German states call for unused AstraZeneca vaccine to be given to younger people

FRANKFURT (Reuters) - Several federal states on Sunday called for unused AstraZeneca coronavirus vaccines to be given to younger people, as concerns about side effects and effectiveness, as well as a recommendation that should only be used for those under 65, meant low acceptance of the available Cans.
The German Ministry of Health announced this week it had administered only 15% of the available AstraZeneca shots, confirming concerns that Germans are being selective and slowing vaccination efforts.
Older people are first to vaccinate, but Germany has recommended that the AstraZeneca vaccine only be given to people aged 18 to 64 years. The EU regulators have declared it safe.

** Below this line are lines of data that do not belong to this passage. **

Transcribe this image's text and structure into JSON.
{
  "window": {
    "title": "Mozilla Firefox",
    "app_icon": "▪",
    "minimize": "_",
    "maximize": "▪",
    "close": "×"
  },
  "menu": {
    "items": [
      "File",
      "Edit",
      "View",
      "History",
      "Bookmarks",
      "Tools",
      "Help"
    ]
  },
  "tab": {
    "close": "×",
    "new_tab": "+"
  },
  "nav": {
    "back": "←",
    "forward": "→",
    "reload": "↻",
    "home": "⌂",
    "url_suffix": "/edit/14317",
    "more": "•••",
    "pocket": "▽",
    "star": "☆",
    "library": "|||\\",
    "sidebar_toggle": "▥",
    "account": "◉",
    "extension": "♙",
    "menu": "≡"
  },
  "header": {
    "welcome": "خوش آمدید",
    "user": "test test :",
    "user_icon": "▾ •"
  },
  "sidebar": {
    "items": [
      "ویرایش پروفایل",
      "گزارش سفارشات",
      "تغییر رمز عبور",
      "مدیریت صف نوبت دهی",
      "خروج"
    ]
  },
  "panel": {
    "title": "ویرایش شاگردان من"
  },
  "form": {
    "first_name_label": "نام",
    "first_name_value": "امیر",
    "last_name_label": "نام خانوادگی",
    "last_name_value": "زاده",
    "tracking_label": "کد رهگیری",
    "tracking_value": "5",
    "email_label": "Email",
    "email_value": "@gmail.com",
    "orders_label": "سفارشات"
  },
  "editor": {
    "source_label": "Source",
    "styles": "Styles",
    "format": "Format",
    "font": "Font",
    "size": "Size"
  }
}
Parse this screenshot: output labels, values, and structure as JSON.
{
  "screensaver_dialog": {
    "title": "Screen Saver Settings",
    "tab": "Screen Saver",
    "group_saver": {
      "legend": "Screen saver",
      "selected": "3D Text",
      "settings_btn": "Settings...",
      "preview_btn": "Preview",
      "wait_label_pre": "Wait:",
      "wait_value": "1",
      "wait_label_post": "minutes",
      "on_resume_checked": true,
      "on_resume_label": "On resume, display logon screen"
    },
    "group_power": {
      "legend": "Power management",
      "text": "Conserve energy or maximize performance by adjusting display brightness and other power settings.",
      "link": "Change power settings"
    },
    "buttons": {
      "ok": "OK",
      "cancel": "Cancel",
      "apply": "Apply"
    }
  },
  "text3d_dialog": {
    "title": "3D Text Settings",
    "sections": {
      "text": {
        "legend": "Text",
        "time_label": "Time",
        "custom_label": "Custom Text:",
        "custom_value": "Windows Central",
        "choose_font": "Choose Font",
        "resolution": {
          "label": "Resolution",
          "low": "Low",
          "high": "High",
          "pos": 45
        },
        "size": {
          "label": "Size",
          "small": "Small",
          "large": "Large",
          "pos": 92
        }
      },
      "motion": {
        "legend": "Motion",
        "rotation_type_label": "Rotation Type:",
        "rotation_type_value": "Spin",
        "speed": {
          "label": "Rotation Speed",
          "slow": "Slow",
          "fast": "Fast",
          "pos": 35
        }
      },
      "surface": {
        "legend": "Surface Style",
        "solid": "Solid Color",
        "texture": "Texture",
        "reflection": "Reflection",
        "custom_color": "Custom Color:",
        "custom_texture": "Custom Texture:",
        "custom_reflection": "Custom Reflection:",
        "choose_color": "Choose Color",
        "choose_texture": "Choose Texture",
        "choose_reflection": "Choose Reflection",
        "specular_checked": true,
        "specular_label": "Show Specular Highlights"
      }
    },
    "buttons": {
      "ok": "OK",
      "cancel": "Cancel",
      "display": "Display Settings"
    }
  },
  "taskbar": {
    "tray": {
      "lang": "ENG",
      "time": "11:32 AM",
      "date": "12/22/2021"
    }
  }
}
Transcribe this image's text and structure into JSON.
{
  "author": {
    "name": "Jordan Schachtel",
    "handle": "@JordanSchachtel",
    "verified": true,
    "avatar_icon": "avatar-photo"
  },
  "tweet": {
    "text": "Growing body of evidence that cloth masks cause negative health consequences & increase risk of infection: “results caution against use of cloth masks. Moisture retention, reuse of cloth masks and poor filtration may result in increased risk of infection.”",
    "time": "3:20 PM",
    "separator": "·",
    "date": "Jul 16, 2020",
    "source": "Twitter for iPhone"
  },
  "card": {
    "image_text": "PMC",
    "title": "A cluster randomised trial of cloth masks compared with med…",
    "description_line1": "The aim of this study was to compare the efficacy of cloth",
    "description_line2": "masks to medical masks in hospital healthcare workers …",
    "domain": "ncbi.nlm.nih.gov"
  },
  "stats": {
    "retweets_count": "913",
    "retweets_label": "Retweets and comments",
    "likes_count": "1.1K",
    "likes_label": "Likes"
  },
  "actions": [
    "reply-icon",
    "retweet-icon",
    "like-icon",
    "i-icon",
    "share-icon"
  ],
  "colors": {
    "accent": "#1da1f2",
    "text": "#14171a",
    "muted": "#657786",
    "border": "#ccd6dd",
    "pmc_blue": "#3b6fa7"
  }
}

The Prime Ministers of Baden-Württemberg, Bavaria and Saxony told the German newspapers on Sunday that the prioritization scheme should be weakened if shots intended for older Germans are not used so that younger people can receive it earlier than originally planned.
"We can't afford to have the vaccine standing around and not being used because some of those entitled refuse it," said Baden-Württemberg's Prime Minister Winfried Kretschmann to Welt am Sonntag. The Bavarian Markus Soeder made remarks similar to Bild am Sonntag and the Saxon Michael Kretschmer to the Frankfurter Allgemeine Sonntagszeitung.
Health officials in some European countries - including Germany - are also facing resistance to the AstraZeneca vaccine after side effects such as fever and muscle pain caused some front-line workers to fall ill. The other European approved shots developed by Pfizer and Moderna have been linked to similar transient side effects.
The federal government on Friday urged the public to take the AstraZeneca vaccine, while Robert Koch Institute director Lothar Wieler said data from the UK and Israel showed it was "very, very effective".
The recommendation that the vaccine should only be given to people under the age of 65 came from the German expert committee for the use of vaccines (STIKO). The head of STIKO, Thomas Mertens, said on Friday that he would update his recommendation very soon.
"Somehow the whole thing went somehow bad," he told the broadcaster ZDF.